Inference Endpoints Issues

Since yesterday, we’ve been having issues with dedicated inference endpoints. We have two models continuously deployed on dedicated endpoints on an organization account.

Yesterday at 10.00 AM UTC the endpoints were suddenly paused, with the latest update attributed to “admin”. At the same time, the endpoints WebUI displayed the error: “There was an error while fetching your endpoints.”

I tried logging out and back in, at which point I was presented with an authorization screen, asking me to permit Inference Endpoints to access my (and the organization’s) HuggingFace account.

After granting access (~10.30 AM UTC) I was able to see the endpoints, and manually restart them. Both the WebUI and the Endpoints’ API continued to work fine yesterday.

The WebUI was again rendered inaccessible today (seen at ~8.20 AM UTC), displaying the “There was an error while fetching your endpoints.” error on the organization’s dedicated endpoints. The issue seems to have resolved at ~8.50. This time, the endpoints were not paused but continued to work through the WebUI outage.

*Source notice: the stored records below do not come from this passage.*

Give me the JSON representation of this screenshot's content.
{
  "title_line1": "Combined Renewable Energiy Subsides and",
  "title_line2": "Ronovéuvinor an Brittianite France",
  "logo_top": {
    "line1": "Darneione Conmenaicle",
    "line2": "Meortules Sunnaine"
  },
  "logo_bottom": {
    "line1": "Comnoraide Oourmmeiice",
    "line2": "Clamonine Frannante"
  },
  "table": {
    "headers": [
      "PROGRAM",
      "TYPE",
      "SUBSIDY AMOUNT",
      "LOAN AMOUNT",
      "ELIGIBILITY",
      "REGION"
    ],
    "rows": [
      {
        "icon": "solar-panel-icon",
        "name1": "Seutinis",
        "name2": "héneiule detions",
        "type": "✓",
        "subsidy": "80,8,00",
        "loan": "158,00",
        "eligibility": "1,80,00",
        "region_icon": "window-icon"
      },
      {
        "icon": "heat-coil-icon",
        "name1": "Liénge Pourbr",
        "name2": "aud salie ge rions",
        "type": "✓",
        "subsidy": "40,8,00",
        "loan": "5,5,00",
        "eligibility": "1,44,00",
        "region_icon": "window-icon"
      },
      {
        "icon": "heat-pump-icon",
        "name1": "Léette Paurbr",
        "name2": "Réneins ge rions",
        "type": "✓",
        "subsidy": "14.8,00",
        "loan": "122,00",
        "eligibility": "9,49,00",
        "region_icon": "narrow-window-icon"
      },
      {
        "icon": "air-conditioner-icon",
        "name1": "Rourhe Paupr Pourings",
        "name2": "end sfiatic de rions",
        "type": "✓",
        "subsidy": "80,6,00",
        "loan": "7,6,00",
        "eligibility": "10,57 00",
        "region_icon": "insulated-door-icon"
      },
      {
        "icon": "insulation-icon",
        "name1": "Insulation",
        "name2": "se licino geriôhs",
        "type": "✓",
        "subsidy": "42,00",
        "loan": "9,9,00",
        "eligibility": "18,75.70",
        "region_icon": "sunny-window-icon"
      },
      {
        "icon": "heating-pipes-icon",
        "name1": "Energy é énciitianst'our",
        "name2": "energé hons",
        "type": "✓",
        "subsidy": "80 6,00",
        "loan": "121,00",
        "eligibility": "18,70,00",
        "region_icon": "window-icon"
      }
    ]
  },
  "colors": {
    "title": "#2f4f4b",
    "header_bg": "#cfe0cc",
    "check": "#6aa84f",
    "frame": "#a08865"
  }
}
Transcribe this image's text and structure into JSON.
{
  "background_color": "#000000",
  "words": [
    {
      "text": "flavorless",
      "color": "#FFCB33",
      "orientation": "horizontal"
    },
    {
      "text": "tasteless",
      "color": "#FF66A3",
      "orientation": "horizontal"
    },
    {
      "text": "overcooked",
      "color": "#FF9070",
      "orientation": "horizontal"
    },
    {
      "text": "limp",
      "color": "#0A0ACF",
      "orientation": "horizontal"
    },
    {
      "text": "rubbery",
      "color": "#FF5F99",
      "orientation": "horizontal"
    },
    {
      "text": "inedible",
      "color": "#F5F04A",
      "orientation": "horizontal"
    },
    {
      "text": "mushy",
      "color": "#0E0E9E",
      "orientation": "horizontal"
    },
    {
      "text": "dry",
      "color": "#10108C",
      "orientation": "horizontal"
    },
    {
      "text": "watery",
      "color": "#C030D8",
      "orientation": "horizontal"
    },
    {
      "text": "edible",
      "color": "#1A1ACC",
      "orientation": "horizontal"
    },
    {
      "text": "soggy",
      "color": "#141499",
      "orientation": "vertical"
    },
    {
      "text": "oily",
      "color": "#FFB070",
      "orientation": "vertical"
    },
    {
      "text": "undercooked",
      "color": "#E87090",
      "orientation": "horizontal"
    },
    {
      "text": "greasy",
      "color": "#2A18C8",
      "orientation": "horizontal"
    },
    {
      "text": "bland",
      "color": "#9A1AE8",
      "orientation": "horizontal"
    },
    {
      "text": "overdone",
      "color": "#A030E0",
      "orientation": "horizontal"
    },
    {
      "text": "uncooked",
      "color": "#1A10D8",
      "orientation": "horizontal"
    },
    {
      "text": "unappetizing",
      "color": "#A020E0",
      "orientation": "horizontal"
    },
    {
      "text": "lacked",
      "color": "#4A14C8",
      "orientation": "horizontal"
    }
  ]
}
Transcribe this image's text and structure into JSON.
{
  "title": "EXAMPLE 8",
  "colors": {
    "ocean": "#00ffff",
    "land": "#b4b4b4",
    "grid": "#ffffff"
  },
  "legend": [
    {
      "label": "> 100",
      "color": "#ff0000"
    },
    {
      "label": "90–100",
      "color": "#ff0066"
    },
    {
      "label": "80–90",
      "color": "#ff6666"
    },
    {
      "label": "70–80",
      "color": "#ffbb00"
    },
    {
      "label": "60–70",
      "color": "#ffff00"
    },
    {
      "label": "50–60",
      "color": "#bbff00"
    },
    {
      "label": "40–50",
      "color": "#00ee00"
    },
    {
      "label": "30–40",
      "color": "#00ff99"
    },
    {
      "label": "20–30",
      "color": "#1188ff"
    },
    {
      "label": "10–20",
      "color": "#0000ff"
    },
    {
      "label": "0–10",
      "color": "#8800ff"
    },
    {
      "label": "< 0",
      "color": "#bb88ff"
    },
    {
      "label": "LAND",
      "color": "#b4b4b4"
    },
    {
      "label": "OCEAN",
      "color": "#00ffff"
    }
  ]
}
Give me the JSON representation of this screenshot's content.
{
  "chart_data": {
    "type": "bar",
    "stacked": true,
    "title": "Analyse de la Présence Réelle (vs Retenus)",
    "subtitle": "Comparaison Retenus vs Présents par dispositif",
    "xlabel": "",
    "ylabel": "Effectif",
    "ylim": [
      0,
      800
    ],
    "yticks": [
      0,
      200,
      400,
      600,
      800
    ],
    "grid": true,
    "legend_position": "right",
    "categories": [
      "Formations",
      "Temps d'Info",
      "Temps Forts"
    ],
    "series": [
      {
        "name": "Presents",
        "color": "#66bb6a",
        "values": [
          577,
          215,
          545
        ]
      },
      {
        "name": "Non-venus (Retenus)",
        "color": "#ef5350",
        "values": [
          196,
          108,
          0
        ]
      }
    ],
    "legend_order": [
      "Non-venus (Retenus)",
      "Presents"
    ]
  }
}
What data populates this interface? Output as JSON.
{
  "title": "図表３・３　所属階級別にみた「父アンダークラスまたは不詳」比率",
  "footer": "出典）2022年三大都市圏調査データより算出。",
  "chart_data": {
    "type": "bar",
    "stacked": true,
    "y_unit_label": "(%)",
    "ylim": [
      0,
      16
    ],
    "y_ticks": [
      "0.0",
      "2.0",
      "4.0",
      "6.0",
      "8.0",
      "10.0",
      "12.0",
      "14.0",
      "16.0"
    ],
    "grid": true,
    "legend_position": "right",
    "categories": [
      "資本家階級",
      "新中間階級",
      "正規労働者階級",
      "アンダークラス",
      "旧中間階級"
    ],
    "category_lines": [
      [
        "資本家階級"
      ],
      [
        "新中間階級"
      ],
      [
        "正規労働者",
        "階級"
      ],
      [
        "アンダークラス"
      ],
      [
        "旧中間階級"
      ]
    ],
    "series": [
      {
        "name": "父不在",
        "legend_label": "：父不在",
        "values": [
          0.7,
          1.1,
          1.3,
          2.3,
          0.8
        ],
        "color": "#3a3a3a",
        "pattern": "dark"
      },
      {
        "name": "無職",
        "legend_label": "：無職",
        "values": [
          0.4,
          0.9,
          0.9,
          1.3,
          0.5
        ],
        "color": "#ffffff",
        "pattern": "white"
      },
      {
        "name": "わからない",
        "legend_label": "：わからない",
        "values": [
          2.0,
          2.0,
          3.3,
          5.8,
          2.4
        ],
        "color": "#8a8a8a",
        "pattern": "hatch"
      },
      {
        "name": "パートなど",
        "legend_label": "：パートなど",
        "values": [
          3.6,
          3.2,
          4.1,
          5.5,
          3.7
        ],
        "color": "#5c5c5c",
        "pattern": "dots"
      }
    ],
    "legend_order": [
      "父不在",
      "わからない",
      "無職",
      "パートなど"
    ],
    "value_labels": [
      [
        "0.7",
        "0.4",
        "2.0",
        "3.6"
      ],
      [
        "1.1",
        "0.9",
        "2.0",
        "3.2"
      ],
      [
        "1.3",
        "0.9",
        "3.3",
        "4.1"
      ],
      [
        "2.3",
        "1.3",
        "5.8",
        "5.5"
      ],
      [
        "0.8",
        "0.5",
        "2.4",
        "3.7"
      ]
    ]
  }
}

Additionally, each time I log out and log in again I’m always asked to authorize Inference Endpoints’ access to HuggingFace account data. Not sure how relevant the authorization issue is to the WebUI errors, could be just a coincidence.

Hi @nikos-ir thanks for reporting this! We had recently applied a change to our infrastructure that unfortunately impacted Endpoints - we’re very sorry for this disruption. We’ve since applied a fix and are looking at further solutions to help mitigate impacts like these in the future. Let us know if you’re still running into issues!

@meganariley You are still far away from running stable, see Inference API down? - #11 by nielsr

Please, provide Feedback to the users when you are fixing things and when you think things are fixed. It is really hard to give you reproducible bug reports when the production stage changes within minutes. Do the bug fixing on a separate stage before pushing it to production.